DO: Send extra clothes and snacks! Even if camp offers lunch and snacks, send a few more in your child’s backpack. It can’t hurt. Same goes for extra clothes. There’s no better way to ruin a day at day camp then having to wear soggy clothes from water play, or the occasional accident.
DON’T: Force your kid to be the kid in the hat. You know that awesome hat you got for your kid, the one with the huge visor and the back flap that covers his neck? Yeah. That one. He’s never going to wear it. He should, but he won't. So stop with the skin cancer speeches, get him few shirts with UV protection, and give him that sunscreen lesson.

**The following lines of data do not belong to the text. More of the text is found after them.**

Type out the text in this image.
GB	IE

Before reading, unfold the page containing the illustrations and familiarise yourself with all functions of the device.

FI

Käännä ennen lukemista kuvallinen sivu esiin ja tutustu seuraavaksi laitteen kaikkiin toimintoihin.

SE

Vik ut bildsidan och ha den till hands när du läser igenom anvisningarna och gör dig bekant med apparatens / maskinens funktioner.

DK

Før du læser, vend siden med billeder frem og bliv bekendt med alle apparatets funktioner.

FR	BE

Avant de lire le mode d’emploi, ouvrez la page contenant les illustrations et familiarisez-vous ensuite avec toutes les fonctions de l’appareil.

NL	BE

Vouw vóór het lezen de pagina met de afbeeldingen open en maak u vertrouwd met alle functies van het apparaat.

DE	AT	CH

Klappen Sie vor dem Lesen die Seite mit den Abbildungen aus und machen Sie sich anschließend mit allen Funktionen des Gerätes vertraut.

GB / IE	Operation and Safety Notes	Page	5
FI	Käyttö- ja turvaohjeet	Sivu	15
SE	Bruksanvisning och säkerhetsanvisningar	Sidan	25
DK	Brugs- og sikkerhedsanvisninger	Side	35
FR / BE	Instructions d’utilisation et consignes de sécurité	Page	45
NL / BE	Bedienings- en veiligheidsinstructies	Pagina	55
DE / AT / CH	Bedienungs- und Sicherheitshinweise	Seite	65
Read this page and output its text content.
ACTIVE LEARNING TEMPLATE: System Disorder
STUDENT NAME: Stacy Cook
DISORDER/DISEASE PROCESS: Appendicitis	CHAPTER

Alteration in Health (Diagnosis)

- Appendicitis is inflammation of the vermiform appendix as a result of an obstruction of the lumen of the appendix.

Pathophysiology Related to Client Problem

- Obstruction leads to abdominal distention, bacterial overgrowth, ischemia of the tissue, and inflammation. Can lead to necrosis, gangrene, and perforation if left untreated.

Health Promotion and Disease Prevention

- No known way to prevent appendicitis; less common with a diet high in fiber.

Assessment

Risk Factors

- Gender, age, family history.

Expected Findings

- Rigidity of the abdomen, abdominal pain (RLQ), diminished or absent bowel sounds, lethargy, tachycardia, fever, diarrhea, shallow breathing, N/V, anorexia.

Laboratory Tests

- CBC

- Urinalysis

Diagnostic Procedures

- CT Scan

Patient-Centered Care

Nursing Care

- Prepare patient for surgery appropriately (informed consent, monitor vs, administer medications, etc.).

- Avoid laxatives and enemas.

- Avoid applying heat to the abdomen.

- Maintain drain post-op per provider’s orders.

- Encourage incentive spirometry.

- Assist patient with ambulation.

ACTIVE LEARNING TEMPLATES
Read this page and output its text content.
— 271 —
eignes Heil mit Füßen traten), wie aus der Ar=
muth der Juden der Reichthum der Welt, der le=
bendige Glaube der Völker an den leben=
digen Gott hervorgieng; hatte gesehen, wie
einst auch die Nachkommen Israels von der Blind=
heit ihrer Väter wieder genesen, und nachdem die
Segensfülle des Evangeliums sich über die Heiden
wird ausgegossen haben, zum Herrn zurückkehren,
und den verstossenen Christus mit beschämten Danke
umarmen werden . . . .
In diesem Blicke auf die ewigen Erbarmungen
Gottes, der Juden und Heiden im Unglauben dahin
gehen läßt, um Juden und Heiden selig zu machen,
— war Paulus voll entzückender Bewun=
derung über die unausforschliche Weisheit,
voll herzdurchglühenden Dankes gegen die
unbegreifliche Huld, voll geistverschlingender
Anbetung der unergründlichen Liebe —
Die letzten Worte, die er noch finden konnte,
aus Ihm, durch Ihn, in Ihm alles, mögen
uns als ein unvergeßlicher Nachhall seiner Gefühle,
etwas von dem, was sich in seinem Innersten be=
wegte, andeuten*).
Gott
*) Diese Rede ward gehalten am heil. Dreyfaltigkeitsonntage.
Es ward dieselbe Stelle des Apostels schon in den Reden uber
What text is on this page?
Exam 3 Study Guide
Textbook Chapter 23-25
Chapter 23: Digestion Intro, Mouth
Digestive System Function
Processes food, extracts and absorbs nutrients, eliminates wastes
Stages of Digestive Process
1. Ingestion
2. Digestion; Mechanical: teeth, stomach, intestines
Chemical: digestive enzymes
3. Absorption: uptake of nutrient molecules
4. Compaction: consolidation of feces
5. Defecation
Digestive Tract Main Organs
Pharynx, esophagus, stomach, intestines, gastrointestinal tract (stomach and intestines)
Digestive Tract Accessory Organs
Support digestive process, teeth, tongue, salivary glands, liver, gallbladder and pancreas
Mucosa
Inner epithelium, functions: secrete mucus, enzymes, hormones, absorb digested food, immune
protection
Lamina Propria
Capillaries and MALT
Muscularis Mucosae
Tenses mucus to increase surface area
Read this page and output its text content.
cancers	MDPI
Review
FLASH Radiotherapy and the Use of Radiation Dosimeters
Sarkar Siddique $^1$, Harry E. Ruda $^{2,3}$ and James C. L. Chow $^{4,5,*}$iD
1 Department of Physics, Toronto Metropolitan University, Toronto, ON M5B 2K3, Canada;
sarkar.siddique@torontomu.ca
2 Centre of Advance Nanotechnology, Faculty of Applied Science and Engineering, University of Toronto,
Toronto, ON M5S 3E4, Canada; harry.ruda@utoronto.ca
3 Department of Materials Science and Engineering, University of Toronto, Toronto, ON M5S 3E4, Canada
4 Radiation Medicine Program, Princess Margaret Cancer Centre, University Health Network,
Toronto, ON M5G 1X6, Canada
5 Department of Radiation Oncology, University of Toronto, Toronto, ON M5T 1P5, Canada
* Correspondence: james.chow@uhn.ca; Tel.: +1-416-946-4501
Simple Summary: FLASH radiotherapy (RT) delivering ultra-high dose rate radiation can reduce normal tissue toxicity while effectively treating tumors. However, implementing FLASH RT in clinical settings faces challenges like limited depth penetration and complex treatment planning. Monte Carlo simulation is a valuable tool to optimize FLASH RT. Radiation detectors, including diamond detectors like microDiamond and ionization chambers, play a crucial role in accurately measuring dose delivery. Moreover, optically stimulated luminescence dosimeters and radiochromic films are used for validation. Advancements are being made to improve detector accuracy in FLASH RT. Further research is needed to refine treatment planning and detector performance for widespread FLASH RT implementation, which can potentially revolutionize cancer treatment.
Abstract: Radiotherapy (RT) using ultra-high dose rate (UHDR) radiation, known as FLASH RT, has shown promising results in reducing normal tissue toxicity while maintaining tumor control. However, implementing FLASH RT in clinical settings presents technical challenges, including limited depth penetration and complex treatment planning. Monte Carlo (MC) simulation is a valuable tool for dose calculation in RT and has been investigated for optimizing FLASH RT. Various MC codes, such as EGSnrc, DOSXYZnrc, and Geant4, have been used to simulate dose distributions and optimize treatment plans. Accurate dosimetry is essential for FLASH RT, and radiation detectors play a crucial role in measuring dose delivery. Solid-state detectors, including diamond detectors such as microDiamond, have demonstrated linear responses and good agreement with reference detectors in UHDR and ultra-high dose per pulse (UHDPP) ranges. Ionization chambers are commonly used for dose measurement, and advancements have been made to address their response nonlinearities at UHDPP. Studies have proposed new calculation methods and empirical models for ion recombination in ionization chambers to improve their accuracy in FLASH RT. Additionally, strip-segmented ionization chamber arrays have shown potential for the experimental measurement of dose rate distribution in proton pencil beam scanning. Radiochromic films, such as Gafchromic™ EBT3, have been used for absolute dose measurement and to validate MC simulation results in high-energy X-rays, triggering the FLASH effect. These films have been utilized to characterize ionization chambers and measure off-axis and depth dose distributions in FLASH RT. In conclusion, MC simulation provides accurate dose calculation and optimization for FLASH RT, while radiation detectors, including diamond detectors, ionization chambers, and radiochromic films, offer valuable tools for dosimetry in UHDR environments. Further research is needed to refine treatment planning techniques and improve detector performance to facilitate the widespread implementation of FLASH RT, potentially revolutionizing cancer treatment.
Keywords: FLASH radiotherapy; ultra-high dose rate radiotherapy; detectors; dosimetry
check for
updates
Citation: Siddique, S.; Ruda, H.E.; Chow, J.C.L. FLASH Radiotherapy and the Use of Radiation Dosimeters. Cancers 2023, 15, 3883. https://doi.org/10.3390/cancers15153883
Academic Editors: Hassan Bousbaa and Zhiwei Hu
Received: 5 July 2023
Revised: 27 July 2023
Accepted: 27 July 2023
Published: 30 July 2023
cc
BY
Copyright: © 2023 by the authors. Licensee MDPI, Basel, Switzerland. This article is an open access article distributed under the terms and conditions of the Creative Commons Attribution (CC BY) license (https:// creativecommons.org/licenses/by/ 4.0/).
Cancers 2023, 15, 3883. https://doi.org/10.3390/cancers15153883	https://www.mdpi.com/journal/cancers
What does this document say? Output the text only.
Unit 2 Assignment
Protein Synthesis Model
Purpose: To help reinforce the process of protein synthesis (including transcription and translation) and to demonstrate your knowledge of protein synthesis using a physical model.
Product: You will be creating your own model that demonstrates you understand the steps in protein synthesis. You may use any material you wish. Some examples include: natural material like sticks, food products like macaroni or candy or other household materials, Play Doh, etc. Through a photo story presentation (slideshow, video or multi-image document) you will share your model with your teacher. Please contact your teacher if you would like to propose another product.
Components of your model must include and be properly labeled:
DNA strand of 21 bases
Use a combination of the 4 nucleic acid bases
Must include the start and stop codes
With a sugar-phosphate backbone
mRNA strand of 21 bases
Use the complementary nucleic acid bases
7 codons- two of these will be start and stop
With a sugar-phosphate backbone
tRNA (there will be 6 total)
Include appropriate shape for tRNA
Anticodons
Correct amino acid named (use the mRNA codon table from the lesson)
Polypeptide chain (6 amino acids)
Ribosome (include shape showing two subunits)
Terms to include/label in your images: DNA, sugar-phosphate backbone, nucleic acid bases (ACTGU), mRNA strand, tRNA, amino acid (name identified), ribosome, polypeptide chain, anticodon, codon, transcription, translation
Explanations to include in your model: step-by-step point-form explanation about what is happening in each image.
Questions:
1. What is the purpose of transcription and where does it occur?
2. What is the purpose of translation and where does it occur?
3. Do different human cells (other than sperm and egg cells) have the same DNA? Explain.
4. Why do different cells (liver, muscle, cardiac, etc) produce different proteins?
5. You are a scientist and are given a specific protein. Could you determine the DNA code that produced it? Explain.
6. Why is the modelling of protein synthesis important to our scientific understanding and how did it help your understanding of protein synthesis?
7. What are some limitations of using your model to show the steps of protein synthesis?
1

DON’T: Expect camp to be like school. No, she’s not going to learn math and science. But she will learn a million life lessons, a few corny cheers, and a ton of hokey songs, as well as how to make new friends, navigate new social situations, and commune with nature.
DO: Get your kid a ton of extra camp clothes. He'll come home tired and filthy. You’re not going to want to spend your summer doing laundry. So make sure your kid has enough T-shirts, shorts, and swimsuits so you're not stuck waiting for the spin cycle to end every day.
DO: Visit from time to time. It’s fun to see the kids having silly fun. So stop by and visit. Plus, it’s a great way to check out the staff and make sure they’re not working on their tans while your kid is playing in the poison ivy.